Over the years, they have been separated from their families, ignored by the media, and all but forgotten. Human rights campaigners and Interfaith groups have persistently tried to publicize their fate and gain justice for all who are imprisoned there.
As we stood there yesterday with our signs, most people driving by gave us a “thumbs up” or flashed a peace sign. One young man walking by asked me, “What’s this all about?” I briefly explained about Guantanamo. His response: “But this is Nevada City.” Then he walked away.
Those of us who live freely here in the United States may not realize how connected we are to the prisoners in Guantanamo. Their pain and their struggles may seem to have nothing to do with us. But we are connected to them, and to the people killed by U.S. drone strikes and other victims of our country’s foreign policy. I am a citizen. I pay taxes. I vote. I remain silent or I speak out. Our government can only take such actions through the active participation or the silent complicity of the people.

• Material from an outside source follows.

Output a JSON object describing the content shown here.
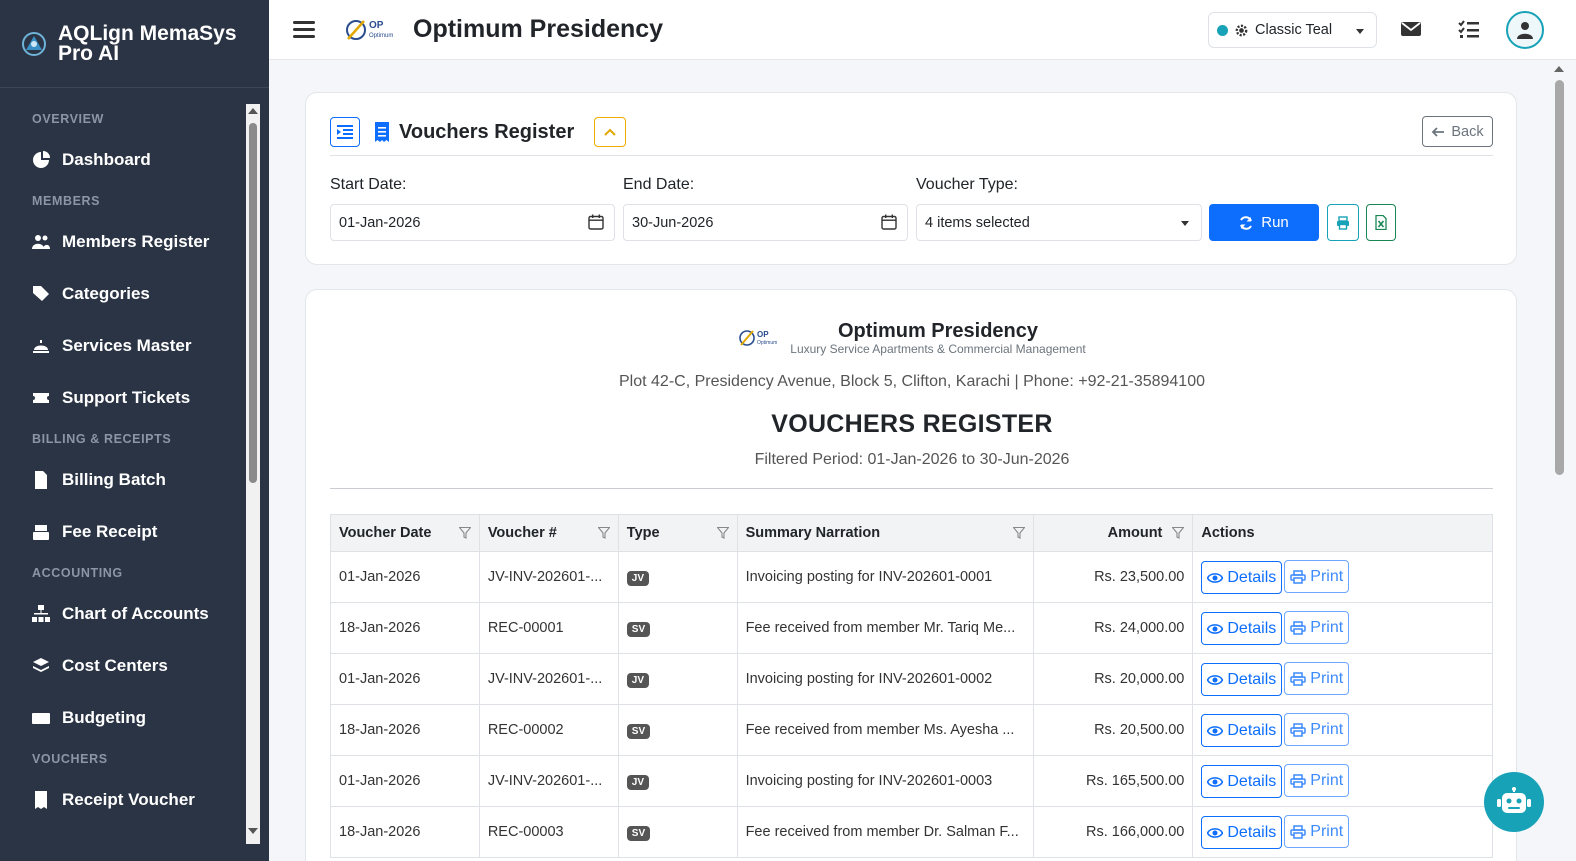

“But this is Nevada City.” Even if we do feel bad about what our country is doing, we may feel that there’s nothing we can do to bring change. This sense of fatalism is a spiritual sickness and a fruit of the Domination System, which benefits when a majority of people believe “there’s nothing we can do about it anyway.” My book, Shaking the Gates of Hell, describes this system, its outer and well as inner effects, and how to regain hope that can motivate action for change.
It’s not too late to take action on behalf of these men. To find out more about the hunger strikers or to make a phone call on their behalf, go toWitness Against Torture.
For Christians like me, this is the season of Easter, a time to celebrate the power of life in the face of death. But our neighbors in Guantanamo continue to suffer as victims of Empire, as Jesus did.
Signs of the Reign of Death are all around. It might be easy to give up and think that nothing I do can make a difference in the larger patterns of history. But my faith tells me otherwise, and my faith compels me to act. Love calls.
Whatever your faith, believe the unbelievable. Love conquers hate. Life conquers death.
There is hope. God can act through us. Even for the people in Guantanamo.
 
 

0 thoughts on “Hope and Guantanamo

  1. Holding people like the ones in Guantanamo, is criminal and unconstitutional.
    It is also inhuman.
    We have a government of criminals.